For each $1 \leq i \leq n$, define $X^i:=(X^i_j)_{j\in\mathbb{N}}$. More explicitly, $X^i$ is the mapping from $\Omega \to \mathbb{R}^{\mathbb{N}}$ defined by $\omega \mapsto (j \mapsto X^i_j(\omega))$. It is measurable with respect to the $\sigma$-algebra $\mathcal{F}$ on $\mathbb{R}^{\mathbb{N}}$ generated by the canonical projections $\pi_j:\mathbb{R}^{\mathbb{N}}\to \mathbb{R}$.

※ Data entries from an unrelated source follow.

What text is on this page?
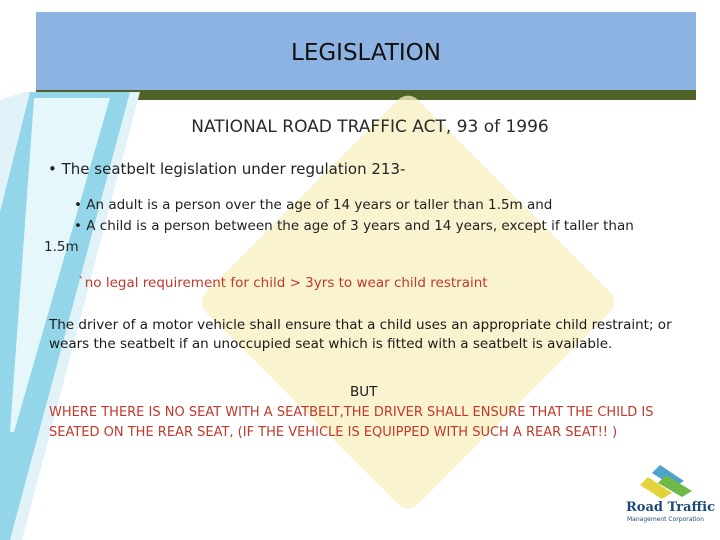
LEGISLATION
NATIONAL ROAD TRAFFIC ACT, 93 of 1996
• The seatbelt legislation under regulation 213-
• An adult is a person over the age of 14 years or taller than 1.5m and
• A child is a person between the age of 3 years and 14 years, except if taller than
1.5m
`no legal requirement for child > 3yrs to wear child restraint
The driver of a motor vehicle shall ensure that a child uses an appropriate child restraint; or wears the seatbelt if an unoccupied seat which is fitted with a seatbelt is available.
BUT
WHERE THERE IS NO SEAT WITH A SEATBELT,THE DRIVER SHALL ENSURE THAT THE CHILD IS SEATED ON THE REAR SEAT, (IF THE VEHICLE IS EQUIPPED WITH SUCH A REAR SEAT!! )
Road Traffic
Management Corporation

I claim that $X^1,...,X^n$ are independent. To show this, we'd need to show that $P(X^1 \in A^1,...,X^n\in A^n)=P(X^1\in A^1)\cdots P(X^n \in A^n)$ for all $A^i \subset \mathbb{R}^{\mathbb{N}}$ with $A^i \in \mathcal{F}$. It suffices to prove this when each of the $A^i$ has the form $\bigcap_{j=1}^{n_i} \pi_j^{-1}(B^i_j)$, where the $B^i_j \subset \mathbb{R}$ are Borel sets and $n_i \in \mathbb{N}$ (because such sets form a $\pi$-system generating $\mathcal{F}$). But this follows directly from the independence of the entire collection $\{ X^i_j \}_{i,j}$.
Define $f:= \sup_n \sum_{j=1}^n \pi_j: \mathbb{R}^{\mathbb{N}}\to \mathbb{R}$. Then $f(X^i)=Y^i$ for each $1 \leq i \leq n$ (because the $X^i$ are non-negative), so since the $X^i$ are independent, it follows that the $Y^i$ are independent.